Ms. Hyman said the valuation dip did not mean anything. The company needed money to ensure it was prepared for any scenario, she said, pointing out that nobody knew when the pandemic would abate.
Of all the changes Rent the Runway made to its business last year, the biggest was the shift from its unlimited offering, which had allowed subscribers to swap as many items as they wanted for a monthly fee. Now, it offers a few different tiers — users can rent up to four items per month, in one shipment, for $89, or up to 16 items, and up to four shipments, for $199. The new model appeals to a broader array of customers and is more cost effective and better for the environment, Ms.

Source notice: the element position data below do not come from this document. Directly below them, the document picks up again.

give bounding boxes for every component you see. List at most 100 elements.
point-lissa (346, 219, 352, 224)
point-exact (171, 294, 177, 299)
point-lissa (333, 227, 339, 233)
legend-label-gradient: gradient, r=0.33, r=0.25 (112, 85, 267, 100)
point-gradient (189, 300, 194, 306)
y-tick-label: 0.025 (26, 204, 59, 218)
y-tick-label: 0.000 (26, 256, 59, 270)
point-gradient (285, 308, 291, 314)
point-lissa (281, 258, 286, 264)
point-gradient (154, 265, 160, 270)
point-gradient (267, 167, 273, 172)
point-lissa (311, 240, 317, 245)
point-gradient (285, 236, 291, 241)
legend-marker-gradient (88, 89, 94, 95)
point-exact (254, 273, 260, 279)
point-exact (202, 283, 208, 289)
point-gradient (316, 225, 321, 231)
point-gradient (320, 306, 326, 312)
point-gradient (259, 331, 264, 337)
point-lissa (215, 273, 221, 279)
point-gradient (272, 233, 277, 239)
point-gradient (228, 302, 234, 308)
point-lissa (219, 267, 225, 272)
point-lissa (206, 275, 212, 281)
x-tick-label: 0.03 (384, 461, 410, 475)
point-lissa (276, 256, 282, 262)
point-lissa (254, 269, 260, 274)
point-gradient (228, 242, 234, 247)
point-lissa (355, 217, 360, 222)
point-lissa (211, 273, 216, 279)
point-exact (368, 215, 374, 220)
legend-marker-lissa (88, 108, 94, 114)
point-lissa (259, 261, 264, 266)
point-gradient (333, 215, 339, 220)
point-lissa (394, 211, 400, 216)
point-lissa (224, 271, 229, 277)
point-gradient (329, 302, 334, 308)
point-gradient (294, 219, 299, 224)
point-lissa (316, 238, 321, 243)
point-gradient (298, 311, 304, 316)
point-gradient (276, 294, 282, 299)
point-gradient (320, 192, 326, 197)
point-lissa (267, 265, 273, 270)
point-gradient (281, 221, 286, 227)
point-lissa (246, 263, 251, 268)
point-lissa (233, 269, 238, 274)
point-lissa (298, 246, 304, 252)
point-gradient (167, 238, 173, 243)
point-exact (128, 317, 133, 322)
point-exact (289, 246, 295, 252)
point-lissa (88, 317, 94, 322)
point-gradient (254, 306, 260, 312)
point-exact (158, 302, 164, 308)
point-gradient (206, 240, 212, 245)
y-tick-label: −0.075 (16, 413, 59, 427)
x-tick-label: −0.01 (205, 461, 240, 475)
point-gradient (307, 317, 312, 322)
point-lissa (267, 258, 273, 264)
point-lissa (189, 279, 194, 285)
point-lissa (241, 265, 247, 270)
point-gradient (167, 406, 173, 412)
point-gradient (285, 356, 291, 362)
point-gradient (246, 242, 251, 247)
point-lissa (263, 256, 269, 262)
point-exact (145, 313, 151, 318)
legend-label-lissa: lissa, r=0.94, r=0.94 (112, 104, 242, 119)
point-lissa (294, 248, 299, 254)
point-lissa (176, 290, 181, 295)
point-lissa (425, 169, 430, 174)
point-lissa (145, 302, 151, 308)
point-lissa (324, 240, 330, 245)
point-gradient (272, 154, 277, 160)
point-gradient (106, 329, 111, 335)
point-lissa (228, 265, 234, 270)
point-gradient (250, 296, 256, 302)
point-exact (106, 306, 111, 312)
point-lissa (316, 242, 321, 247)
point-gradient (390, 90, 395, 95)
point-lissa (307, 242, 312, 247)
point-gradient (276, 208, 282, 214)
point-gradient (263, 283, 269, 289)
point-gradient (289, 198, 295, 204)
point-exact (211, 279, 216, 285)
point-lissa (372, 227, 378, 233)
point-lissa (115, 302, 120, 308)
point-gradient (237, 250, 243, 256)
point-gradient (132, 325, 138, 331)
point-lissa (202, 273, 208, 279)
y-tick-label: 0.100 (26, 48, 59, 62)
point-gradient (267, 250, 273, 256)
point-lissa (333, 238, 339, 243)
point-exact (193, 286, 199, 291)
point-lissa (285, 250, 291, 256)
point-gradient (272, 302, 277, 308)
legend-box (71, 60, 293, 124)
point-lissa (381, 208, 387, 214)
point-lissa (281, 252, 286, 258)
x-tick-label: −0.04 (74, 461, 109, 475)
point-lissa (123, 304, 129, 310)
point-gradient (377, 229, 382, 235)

Hyman said, as it cuts down on the nonstop deliveries and dry cleaning.
Traction in the men’s wear rental market continues to be slow, but before the pandemic, the sector was surging for women.
Urban Outfitters introduced its rental service, Nuuly, in 2019, and offerings had cropped up from a wide variety of mall chains and other brands, like Vince, Rebecca Taylor, H&M and Ganni. Major department stores such as Selfridges in London recently began high-profile women’s wear rental programs, and this year Ralph Lauren became the first luxury brand to offer direct clothing rentals.
For luxury brands, rental could represent 10 percent of revenue by 2030, according to a recent Bain & Company report. When an item is rented 20 times, for instance, it generates a profit margin of more than 40 percent, the report found.
While rental clothing services and their monthly subscription fees became far less appealing during the pandemic, secondhand clothing sites flourished, with companies like Poshmark and ThredUp going public. Coresight Research estimated the size of the U.S. rental apparel market at $1.3 billion in 2019, and said it declined to $1.1 billion last year. The firm expects a rebound to “at least” $1.2 billion in 2021.